Most of the power consumption is for the radio reception that has to detect and decode signals from multiple constantly shifting sources, dealing with their very low signal-to-noise ratios and other challenges like multipath distortion due to atmosphere and surface reflections.
It's pretty remarkable how much miniaturization has improved the efficiency of these radios. E.g. going from the early "portable" GPS units that essentially had a lead-acid car or motorcycle battery to today's wearables that run on a tiny power budget while supporting a wider range of satellite constellations and radio bands.
Now about the battery draining - the more satellites your phone GPS captures the higher the precision.

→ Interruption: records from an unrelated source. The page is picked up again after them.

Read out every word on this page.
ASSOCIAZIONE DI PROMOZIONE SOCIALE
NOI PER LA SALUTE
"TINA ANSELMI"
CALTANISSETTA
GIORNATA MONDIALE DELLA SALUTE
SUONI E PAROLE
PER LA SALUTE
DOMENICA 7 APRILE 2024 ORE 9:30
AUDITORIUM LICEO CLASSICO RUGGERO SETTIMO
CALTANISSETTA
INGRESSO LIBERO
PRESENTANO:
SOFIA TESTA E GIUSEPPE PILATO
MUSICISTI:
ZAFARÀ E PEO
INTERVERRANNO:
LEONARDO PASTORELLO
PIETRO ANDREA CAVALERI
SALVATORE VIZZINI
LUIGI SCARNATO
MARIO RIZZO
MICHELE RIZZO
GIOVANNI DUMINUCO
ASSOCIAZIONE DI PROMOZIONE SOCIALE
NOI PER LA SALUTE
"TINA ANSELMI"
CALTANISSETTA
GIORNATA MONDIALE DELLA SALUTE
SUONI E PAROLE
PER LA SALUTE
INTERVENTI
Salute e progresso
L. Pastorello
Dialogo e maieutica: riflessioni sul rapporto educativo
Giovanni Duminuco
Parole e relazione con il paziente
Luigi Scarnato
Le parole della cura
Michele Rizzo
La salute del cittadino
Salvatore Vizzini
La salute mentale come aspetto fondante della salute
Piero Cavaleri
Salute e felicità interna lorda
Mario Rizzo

You need at least 4 satellites to trilaterate aka get precise lat, long. Listening to the signal from the GPS and then trilaterating is an expensive operation- why? because the satellite signal is very very weak and your phone has to run quite a lot of operations (how far the satellites are, then direction) to get the signal from the noise that's hitting your phone constantly. This is loosely the reason for why it drains the battery (even more so during cold starts).
I started to build a gps tracker for my cat which wouldn't require a monthly subscription- after burning the first micro-controller I gave up and decided to leash train my cat. Now my cat is leash trained.